Pudong is an affluent district in Shanghai, China's financial center, where the local government's education expenditure is one of the highest in China.
"There are 23 schools set up privately to enroll children of migrant workers in Pudong. Many of these schools operate like unregistered private businesses, which profit from collecting school fees and evade government's supervision," said Cao, when explaining why only four schools were given the subsidies.
He said that the government subsidies were earmarked directly to the four schools' bank accounts to cover the students' tuition, since the schools have opened their financial accounts for the government's viewing.
Liu Cheng, a grade six student in Dabieshan School for Children of Migrant Workers said the school has cut the tuition by half this year and imposes no extra charges for interest activities and school outfits.
"I paid 600 yuan (81 U.S. dollars) to the school for my son this year, compared with 1,400 yuan (189 U.S dollars) last year. The subsidy helped lift our burden for living in Shanghai.

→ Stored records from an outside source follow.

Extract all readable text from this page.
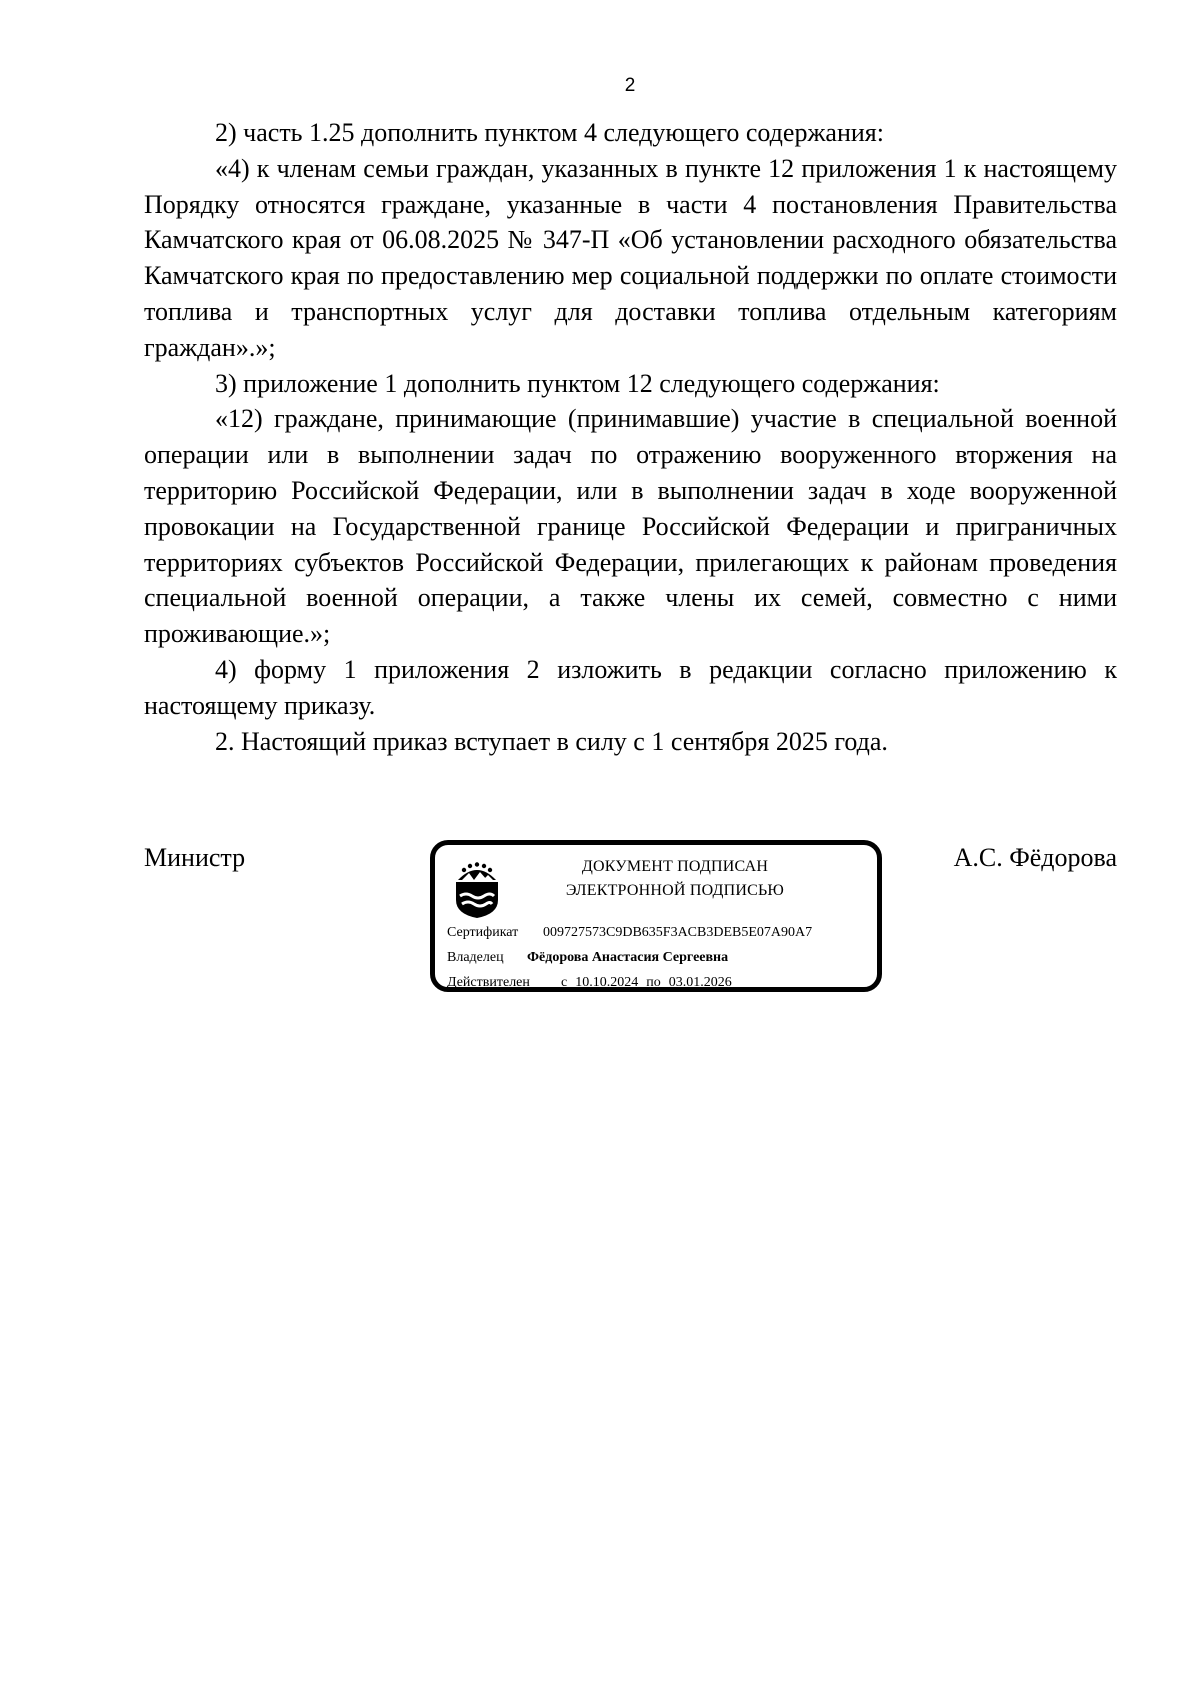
2

2) часть 1.25 дополнить пунктом 4 следующего содержания:

«4) к членам семьи граждан, указанных в пункте 12 приложения 1 к настоящему Порядку относятся граждане, указанные в части 4 постановления Правительства Камчатского края от 06.08.2025 № 347-П «Об установлении расходного обязательства Камчатского края по предоставлению мер социальной поддержки по оплате стоимости топлива и транспортных услуг для доставки топлива отдельным категориям граждан».»;

3) приложение 1 дополнить пунктом 12 следующего содержания:

«12) граждане, принимающие (принимавшие) участие в специальной военной операции или в выполнении задач по отражению вооруженного вторжения на территорию Российской Федерации, или в выполнении задач в ходе вооруженной провокации на Государственной границе Российской Федерации и приграничных территориях субъектов Российской Федерации, прилегающих к районам проведения специальной военной операции, а также члены их семей, совместно с ними проживающие.»;

4) форму 1 приложения 2 изложить в редакции согласно приложению к настоящему приказу.

2. Настоящий приказ вступает в силу с 1 сентября 2025 года.

Министр	ДОКУМЕНТ ПОДПИСАН
ЭЛЕКТРОННОЙ ПОДПИСЬЮ
Сертификат 009727573C9DB635F3ACB3DEB5E07A90A7
Владелец Фёдорова Анастасия Сергеевна
Действителен с 10.10.2024 по 03.01.2026
А.С. Фёдорова
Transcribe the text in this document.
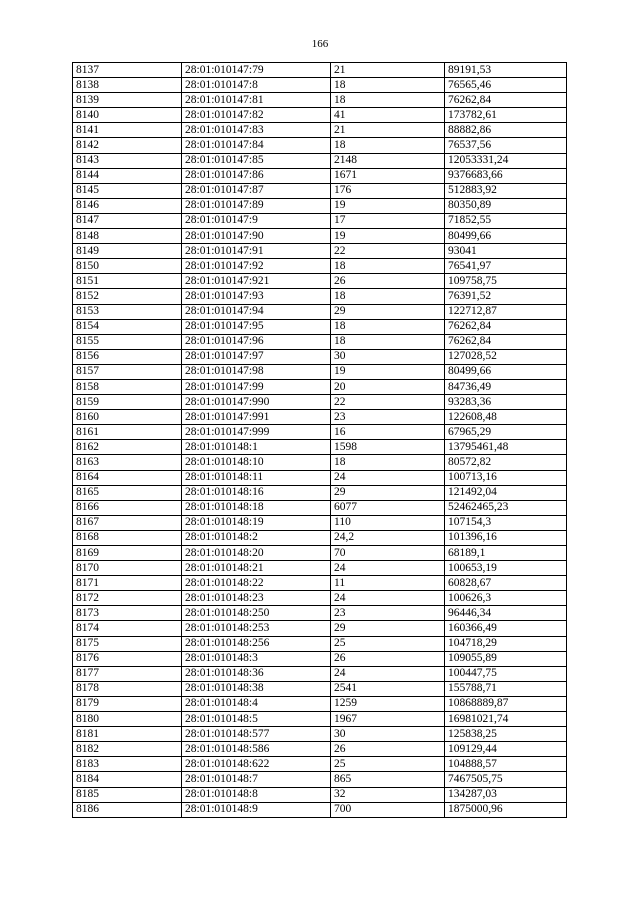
166
8137	28:01:010147:79	21	89191,53
8138	28:01:010147:8	18	76565,46
8139	28:01:010147:81	18	76262,84
8140	28:01:010147:82	41	173782,61
8141	28:01:010147:83	21	88882,86
8142	28:01:010147:84	18	76537,56
8143	28:01:010147:85	2148	12053331,24
8144	28:01:010147:86	1671	9376683,66
8145	28:01:010147:87	176	512883,92
8146	28:01:010147:89	19	80350,89
8147	28:01:010147:9	17	71852,55
8148	28:01:010147:90	19	80499,66
8149	28:01:010147:91	22	93041
8150	28:01:010147:92	18	76541,97
8151	28:01:010147:921	26	109758,75
8152	28:01:010147:93	18	76391,52
8153	28:01:010147:94	29	122712,87
8154	28:01:010147:95	18	76262,84
8155	28:01:010147:96	18	76262,84
8156	28:01:010147:97	30	127028,52
8157	28:01:010147:98	19	80499,66
8158	28:01:010147:99	20	84736,49
8159	28:01:010147:990	22	93283,36
8160	28:01:010147:991	23	122608,48
8161	28:01:010147:999	16	67965,29
8162	28:01:010148:1	1598	13795461,48
8163	28:01:010148:10	18	80572,82
8164	28:01:010148:11	24	100713,16
8165	28:01:010148:16	29	121492,04
8166	28:01:010148:18	6077	52462465,23
8167	28:01:010148:19	110	107154,3
8168	28:01:010148:2	24,2	101396,16
8169	28:01:010148:20	70	68189,1
8170	28:01:010148:21	24	100653,19
8171	28:01:010148:22	11	60828,67
8172	28:01:010148:23	24	100626,3
8173	28:01:010148:250	23	96446,34
8174	28:01:010148:253	29	160366,49
8175	28:01:010148:256	25	104718,29
8176	28:01:010148:3	26	109055,89
8177	28:01:010148:36	24	100447,75
8178	28:01:010148:38	2541	155788,71
8179	28:01:010148:4	1259	10868889,87
8180	28:01:010148:5	1967	16981021,74
8181	28:01:010148:577	30	125838,25
8182	28:01:010148:586	26	109129,44
8183	28:01:010148:622	25	104888,57
8184	28:01:010148:7	865	7467505,75
8185	28:01:010148:8	32	134287,03
8186	28:01:010148:9	700	1875000,96
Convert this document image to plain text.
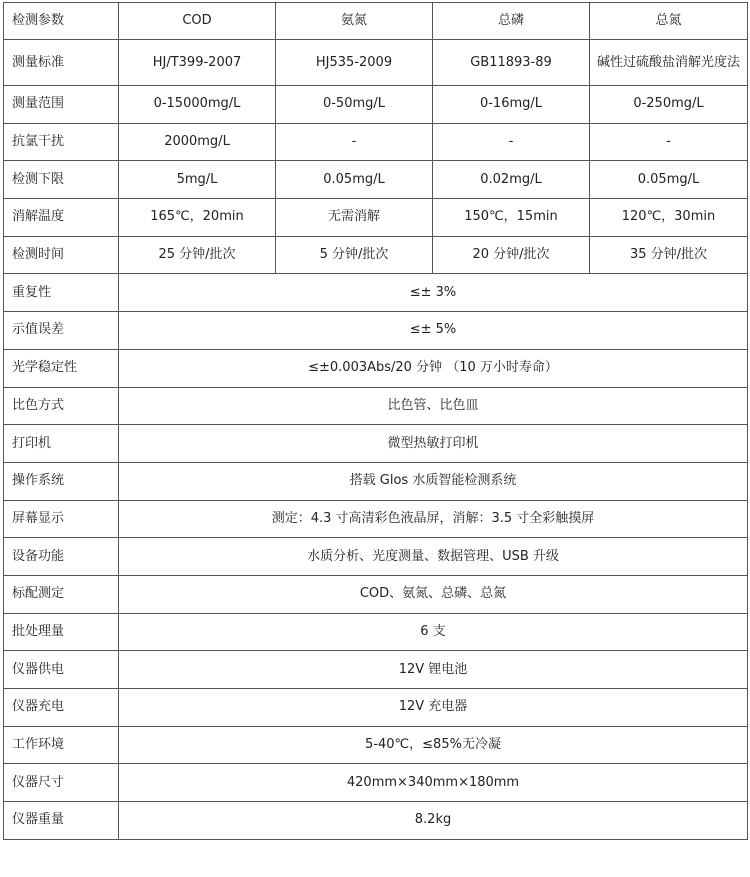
检测参数	COD	氨氮	总磷	总氮
测量标准	HJ/T399-2007	HJ535-2009	GB11893-89	碱性过硫酸盐消解光度法
测量范围	0-15000mg/L	0-50mg/L	0-16mg/L	0-250mg/L
抗氯干扰	2000mg/L	-	-	-
检测下限	5mg/L	0.05mg/L	0.02mg/L	0.05mg/L
消解温度	165℃，20min	无需消解	150℃，15min	120℃，30min
检测时间	25 分钟/批次	5 分钟/批次	20 分钟/批次	35 分钟/批次
重复性	≤± 3%			
示值误差	≤± 5%			
光学稳定性	≤±0.003Abs/20 分钟 （10 万小时寿命）			
比色方式	比色管、比色皿			
打印机	微型热敏打印机			
操作系统	搭载 Glos 水质智能检测系统			
屏幕显示	测定：4.3 寸高清彩色液晶屏，消解：3.5 寸全彩触摸屏			
设备功能	水质分析、光度测量、数据管理、USB 升级			
标配测定	COD、氨氮、总磷、总氮			
批处理量	6 支			
仪器供电	12V 锂电池			
仪器充电	12V 充电器			
工作环境	5-40℃，≤85%无冷凝			
仪器尺寸	420mm×340mm×180mm			
仪器重量	8.2kg			
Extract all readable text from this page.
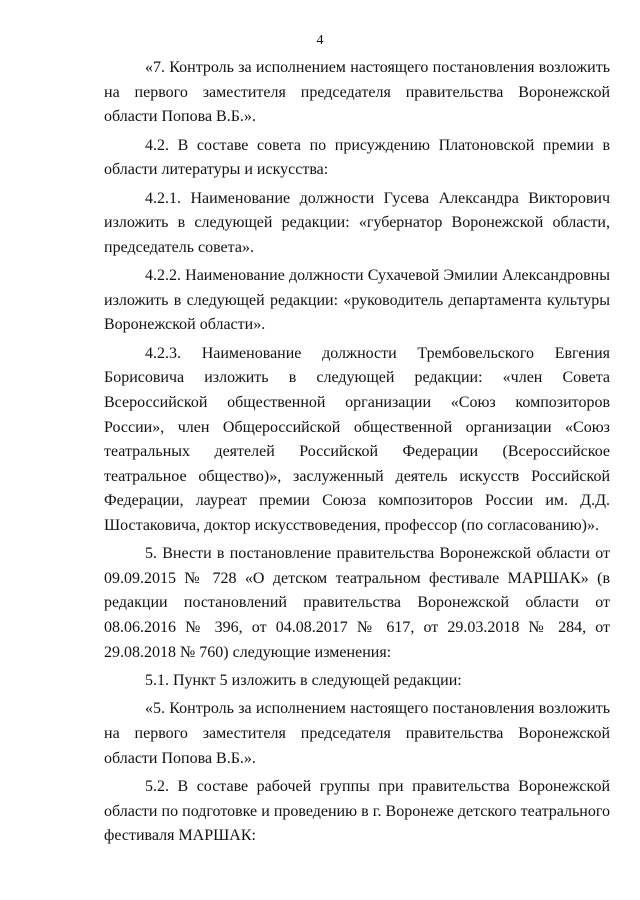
4

«7. Контроль за исполнением настоящего постановления возложить на первого заместителя председателя правительства Воронежской области Попова В.Б.».

4.2. В составе совета по присуждению Платоновской премии в области литературы и искусства:

4.2.1. Наименование должности Гусева Александра Викторович изложить в следующей редакции: «губернатор Воронежской области, председатель совета».

4.2.2. Наименование должности Сухачевой Эмилии Александровны изложить в следующей редакции: «руководитель департамента культуры Воронежской области».

4.2.3. Наименование должности Трембовельского Евгения Борисовича изложить в следующей редакции: «член Совета Всероссийской общественной организации «Союз композиторов России», член Общероссийской общественной организации «Союз театральных деятелей Российской Федерации (Всероссийское театральное общество)», заслуженный деятель искусств Российской Федерации, лауреат премии Союза композиторов России им. Д.Д. Шостаковича, доктор искусствоведения, профессор (по согласованию)».

5. Внести в постановление правительства Воронежской области от 09.09.2015 № 728 «О детском театральном фестивале МАРШАК» (в редакции постановлений правительства Воронежской области от 08.06.2016 № 396, от 04.08.2017 № 617, от 29.03.2018 № 284, от 29.08.2018 № 760) следующие изменения:

5.1. Пункт 5 изложить в следующей редакции:

«5. Контроль за исполнением настоящего постановления возложить на первого заместителя председателя правительства Воронежской области Попова В.Б.».

5.2. В составе рабочей группы при правительства Воронежской области по подготовке и проведению в г. Воронеже детского театрального фестиваля МАРШАК:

The cost for living here is very high for our migrants," said Liu's father Liu Aitian.
Shanghai's per capita monthly income in 2005 was 1,554 yuan (197 U.S. dollars), while that of half the migrant laborers in the city was less than 800 yuan (101 U.S. dollars), with 19.67 percent below 500 yuan (63 U.S. dollars), according to a survey conducted by the National Bureau of Statistics in November last year.
The social development official in Pudong said that the district government would assist the remaining 19 schools for children of migrant workers to meet the basic requirements to provide qualified primary school teaching in the next three years.
"As long as the schools meet the criteria and offer transparency in their financial accounts, they will be covered in the government's tuition policy," said Cao.
The Ministry of Education asked its local departments earlier this month to ensure that children of migrant workers were enrolled in government schools and enjoyed the same tuition policies as those of permanent city residents.
However, crowded classrooms in government schools in cities have made it difficult to enroll children of migrant workers.
"Private schools for migrant children are often set up near market places, where migrant workers can easily find jobs. Although some are not eligible, the government should not shut them down once and for all, since they help to solve the education problems for children of migrant workers," said Cao.